Good Block is focused around African music, left-field Disco, Boogie, and Jamaican music too, mainly from the early '80s. The vibe is fun, eclectic and sometimes strange – it can get a bit abstract and Balearic sometimes. Our main venue is Ridley Road Market Bar in Dalston but we also play in Peckham and other venues.
We wanted the new artwork to reflect the market and Peckham High Street, so it had to have an African feel. Previously I'd got a bit sick of designing flyers and was just scanning in old record covers and changing the colours, but Paul [Kelly] had started learning airbrushing about a year before and suggested we use it to change up Good Block.

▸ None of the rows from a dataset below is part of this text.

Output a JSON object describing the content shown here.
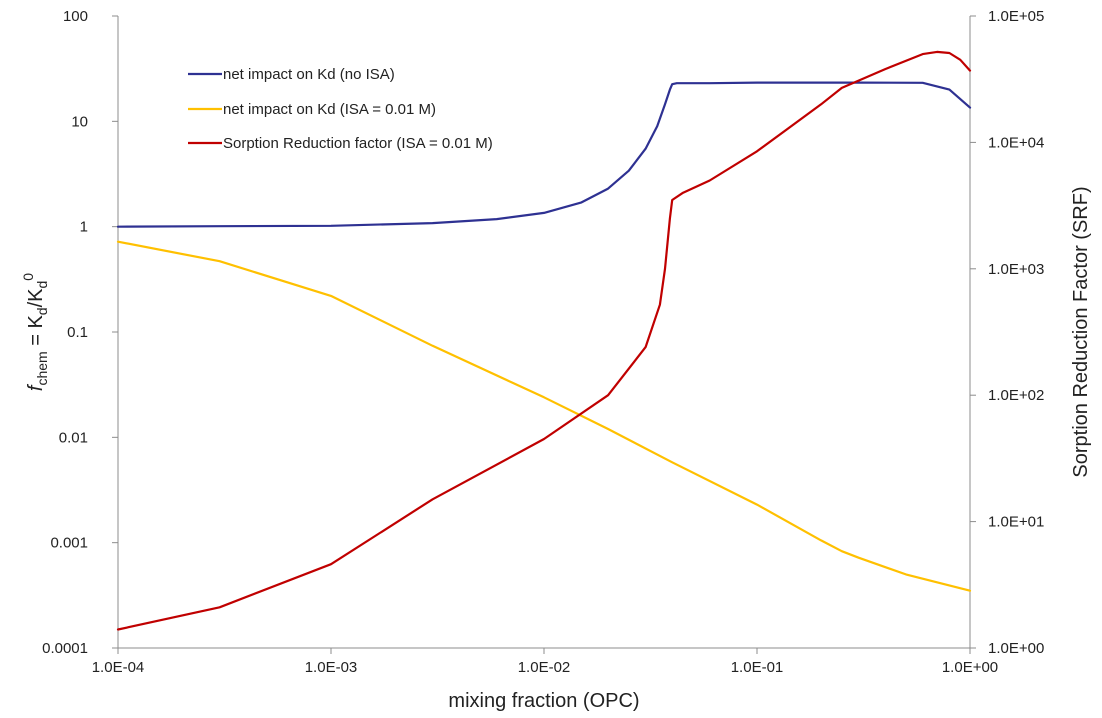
{
  "chart_data": {
    "type": "line",
    "x_scale": "log",
    "y_scale": "log",
    "y2_scale": "log",
    "grid": false,
    "legend_position": "top-left",
    "xlim": [
      0.0001,
      1
    ],
    "ylim": [
      0.0001,
      100
    ],
    "y2lim": [
      1,
      100000
    ],
    "xlabel": "mixing fraction (OPC)",
    "ylabel": {
      "f": "f",
      "chem": "chem",
      "eq": " = K",
      "d1": "d",
      "slash": "/K",
      "d2": "d",
      "zero": "0"
    },
    "y2label": "Sorption Reduction Factor (SRF)",
    "x_ticks": [
      {
        "value": 0.0001,
        "label": "1.0E-04"
      },
      {
        "value": 0.001,
        "label": "1.0E-03"
      },
      {
        "value": 0.01,
        "label": "1.0E-02"
      },
      {
        "value": 0.1,
        "label": "1.0E-01"
      },
      {
        "value": 1,
        "label": "1.0E+00"
      }
    ],
    "y_ticks": [
      {
        "value": 100,
        "label": "100"
      },
      {
        "value": 10,
        "label": "10"
      },
      {
        "value": 1,
        "label": "1"
      },
      {
        "value": 0.1,
        "label": "0.1"
      },
      {
        "value": 0.01,
        "label": "0.01"
      },
      {
        "value": 0.001,
        "label": "0.001"
      },
      {
        "value": 0.0001,
        "label": "0.0001"
      }
    ],
    "y2_ticks": [
      {
        "value": 100000,
        "label": "1.0E+05"
      },
      {
        "value": 10000,
        "label": "1.0E+04"
      },
      {
        "value": 1000,
        "label": "1.0E+03"
      },
      {
        "value": 100,
        "label": "1.0E+02"
      },
      {
        "value": 10,
        "label": "1.0E+01"
      },
      {
        "value": 1,
        "label": "1.0E+00"
      }
    ],
    "series": [
      {
        "name": "net impact on Kd (no ISA)",
        "color": "#2e3192",
        "axis": "left",
        "x": [
          0.0001,
          0.0003,
          0.001,
          0.003,
          0.006,
          0.01,
          0.015,
          0.02,
          0.025,
          0.03,
          0.034,
          0.037,
          0.039,
          0.04,
          0.042,
          0.06,
          0.1,
          0.3,
          0.6,
          0.8,
          1.0
        ],
        "y": [
          1.0,
          1.01,
          1.02,
          1.08,
          1.18,
          1.35,
          1.7,
          2.3,
          3.4,
          5.5,
          9,
          14.5,
          20,
          22.5,
          23,
          23,
          23.3,
          23.3,
          23.2,
          20,
          13.5
        ]
      },
      {
        "name": "net impact on Kd (ISA = 0.01 M)",
        "color": "#ffc000",
        "axis": "left",
        "x": [
          0.0001,
          0.0003,
          0.001,
          0.003,
          0.01,
          0.02,
          0.04,
          0.1,
          0.2,
          0.25,
          0.3,
          0.5,
          1.0
        ],
        "y": [
          0.72,
          0.47,
          0.22,
          0.074,
          0.024,
          0.012,
          0.0058,
          0.0023,
          0.00105,
          0.00083,
          0.00072,
          0.0005,
          0.00035
        ]
      },
      {
        "name": "Sorption Reduction factor (ISA = 0.01 M)",
        "color": "#c00000",
        "axis": "right",
        "x": [
          0.0001,
          0.0003,
          0.001,
          0.003,
          0.01,
          0.02,
          0.03,
          0.035,
          0.037,
          0.039,
          0.04,
          0.045,
          0.06,
          0.1,
          0.2,
          0.25,
          0.4,
          0.6,
          0.7,
          0.8,
          0.9,
          1.0
        ],
        "y": [
          1.4,
          2.1,
          4.6,
          15,
          45,
          100,
          240,
          520,
          1000,
          2500,
          3500,
          4000,
          5000,
          8500,
          20000,
          27000,
          38000,
          50000,
          52000,
          51000,
          45000,
          37000
        ]
      }
    ]
  }
}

The illustration needed to be bold and colourful so that it would stand out either in shop windows or online. The heyday of airbrushing was the late '70s and early '80s so we really liked how the concept linked in with the night. The type needed to follow suit, so it had to be loud but not overboard. It was important to make the dates and venue clear as well as promoting the line-up, the free entry and the fact that the DJs only play vinyl.

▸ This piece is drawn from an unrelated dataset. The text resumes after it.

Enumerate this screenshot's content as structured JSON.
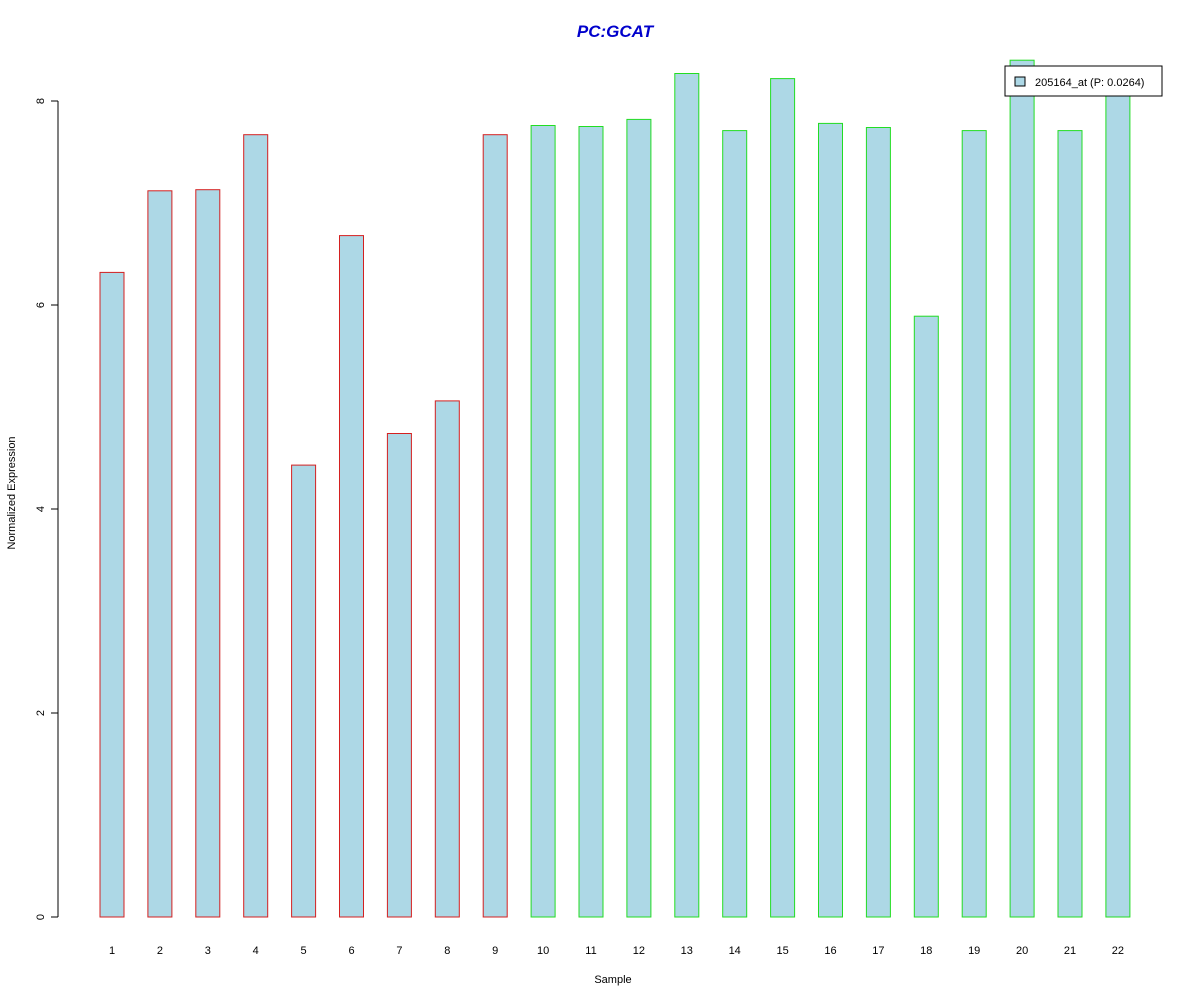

Richard Grainger of Bunker London sets out the stages that led them to the final poster for Good Block club nights.
01. Gathering inspiration
Paul spotted some juice cans in the corner shop with airbrushed illustrations. He liked how inviting and hyperreal they looked and that they worked well as a series. We wanted to make use of his airbrushing skills and reflect the area's exotic flavours, so we came up with the idea of inventing make-believe fruits.
02. Initial sketching
Good Block's name and vibe leant itself to mathematical shapes with an iconic '80s style like the prism and cylinder. Once we'd sketched several that we liked and worked well together, Paul and I figured out ways to divide up each shape so that we could reveal the inside of the fruit to add more texture and colour.
03. Airbrush approach
Paul wanted make-believe fruits to look edible so he referenced natural fruits but inverted the colours. After sketching the image on paper, he laid the frisket film over it and cut the shape out, masking off the rest of the page to stop overspray. He then built up shadows and texture using the airbrush and hand stencils.
04. Touching up
We took the artwork to a shop with an A3 scanner. Once we had the files, I tweaked the contrast and used Airbrush in Photoshop to touch them up. I got rid of dust from the scan and any overspray, and added detail, I increased the History States to 60 so I could go back far and placed the cut-out on a light-grey background.
05. Adding the type
We wanted a font that wasn't over the top and had varying weights, so Knockout came to mind. I always use Fontbook and test out real text so you know it will work. In InDesign I played with how the type could sit, coming up with rules like how certain information was always in circles and the date was always vertical.
06. Final checks
I made sure that the logo and all the type was in true black (C-75 M-68 Y-67 K-90) rather than 100% black as it can come out slightly grey. It was essential to check all the dates and information. We used a local printers and just asked for the cheapest paper, which was Xerox 170g gloss. It's actually pretty good print quality.
07. Making visuals
At the last minute, we decided to transform Paul's illustrations into live visuals for a charity night at Ace Hotel. Jim (English) imported the scans into Premier, rotating the fruits to make psychadelic geometric patterns. He then explored Premier's blend modes to merge and overlap different layers of the footage.